Shikha Dalmia, in an op-ed in the New York Times, proposes that the federal government allow the states to decide how many foreign workers they need and want:

America should begin its own version of this program but take it one step further and let states set their own limits on foreign workers. This would get federal bureaucrats out of the business of centrally planning the labor market for the whole country. States that understand their own labor markets would do a much better job of finding suitable workers for their businesses.

The states wouldn’t have to hew to the federal high-skilled and low-skilled distinction for visas. Right now, both high-tech and low-tech states are suffering from a tight labor market. States that don’t want or need immigrant workers could opt out of the program. Foreign workers would be free to travel anywhere in the country, but they would be limited to jobs in participating states until they are naturalized. This would be an improvement over the existing system for them, since work visas currently tether them to a single employer, unless they find a new employer to undertake the onerous process of sponsoring them. It would also reassure states that they would have a measure of control over the level of in-migration from other states at least for some time.

States wouldn’t be required to participate, but they would face an inherent incentive to do so because businesses are far more likely to prefer locations where there are suitably skilled, motivated workers. Such a program would render the current broken and dysfunctional federal immigration system beside the point. (Constitutionally, immigration is a federal function, but nothing prevents Washington from voluntarily giving states more latitude to make their own decisions about foreign workers. Other aspects of immigration policy can remain in federal hands.)

which she characterizes as following the Canadian model. I am reflexively drawn to such a system but I am retain some skepticism. We have problems that Canada does not have including a completely broken tourist and student visa program, a counter-productive sponsorship program, an ancillary lottery system, and a country with which we share a 1,500 mile border with a median family income 20% of ours. Had we the same circumstances as Canada and as strict a system of labor enforcement as Canada does I would support the plan enthusiastically.

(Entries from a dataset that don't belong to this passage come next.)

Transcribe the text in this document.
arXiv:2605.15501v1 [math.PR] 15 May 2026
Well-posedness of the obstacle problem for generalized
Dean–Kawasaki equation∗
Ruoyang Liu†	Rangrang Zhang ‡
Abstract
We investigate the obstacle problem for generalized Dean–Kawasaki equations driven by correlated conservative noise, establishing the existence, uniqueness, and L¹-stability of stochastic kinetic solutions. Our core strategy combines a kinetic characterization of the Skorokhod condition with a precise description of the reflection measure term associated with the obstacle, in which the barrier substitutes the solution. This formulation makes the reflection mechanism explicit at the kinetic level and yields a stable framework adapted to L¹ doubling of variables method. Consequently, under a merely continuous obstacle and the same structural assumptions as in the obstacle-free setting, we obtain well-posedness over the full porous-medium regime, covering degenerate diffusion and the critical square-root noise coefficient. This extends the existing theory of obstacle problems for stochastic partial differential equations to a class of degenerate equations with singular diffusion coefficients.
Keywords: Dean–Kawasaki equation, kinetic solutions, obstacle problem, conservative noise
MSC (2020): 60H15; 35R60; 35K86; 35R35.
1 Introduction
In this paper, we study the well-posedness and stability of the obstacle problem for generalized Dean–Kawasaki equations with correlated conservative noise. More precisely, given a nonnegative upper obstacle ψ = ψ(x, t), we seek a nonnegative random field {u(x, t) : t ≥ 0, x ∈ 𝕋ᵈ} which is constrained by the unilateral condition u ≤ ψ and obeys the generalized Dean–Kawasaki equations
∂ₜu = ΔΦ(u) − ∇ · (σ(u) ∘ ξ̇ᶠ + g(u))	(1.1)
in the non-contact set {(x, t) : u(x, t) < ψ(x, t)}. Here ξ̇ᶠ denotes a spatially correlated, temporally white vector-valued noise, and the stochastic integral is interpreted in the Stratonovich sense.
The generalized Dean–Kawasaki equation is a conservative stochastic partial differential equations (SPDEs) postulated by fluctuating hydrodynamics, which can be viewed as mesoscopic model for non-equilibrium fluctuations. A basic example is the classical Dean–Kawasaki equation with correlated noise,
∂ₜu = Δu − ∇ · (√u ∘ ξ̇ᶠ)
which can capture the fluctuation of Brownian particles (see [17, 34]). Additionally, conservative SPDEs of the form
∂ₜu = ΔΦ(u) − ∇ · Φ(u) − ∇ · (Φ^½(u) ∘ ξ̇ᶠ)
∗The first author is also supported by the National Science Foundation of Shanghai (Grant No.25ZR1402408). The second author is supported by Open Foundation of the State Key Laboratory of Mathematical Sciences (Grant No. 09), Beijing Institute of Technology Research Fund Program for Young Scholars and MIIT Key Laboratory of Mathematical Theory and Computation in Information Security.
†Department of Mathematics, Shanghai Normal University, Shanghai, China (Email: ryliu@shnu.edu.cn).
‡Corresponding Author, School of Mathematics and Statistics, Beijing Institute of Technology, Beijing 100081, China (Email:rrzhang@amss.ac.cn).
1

I’d also like to repeat something I’ve mentioned before. Under our present system state and local governments bear most of the costs for illegal migrant workers which cannot possibly be recouped from most of the migrants and for some reason of other boosters of increased immigration always cite the benefits of immigration without reckoning its costs which are substantial. If all of our migrant workers were professionals with six figure incomes it would be one thing but the overwhelming preponderance earn minimum or even sub-minimum wage. And nobody actually knows how many of those there are—everybody’s guessing.

2 comments… add one
  • PD Shaw Link

    I’m confused by her proposal. If a State decides to let in anybody who wants to come, what keeps immigrants from going to another state? Are we going to have internal border checks?

  • what keeps immigrants from going to another state?

    Basically, lack of jobs in the other state. No internal border checks or restrictions on internal migration.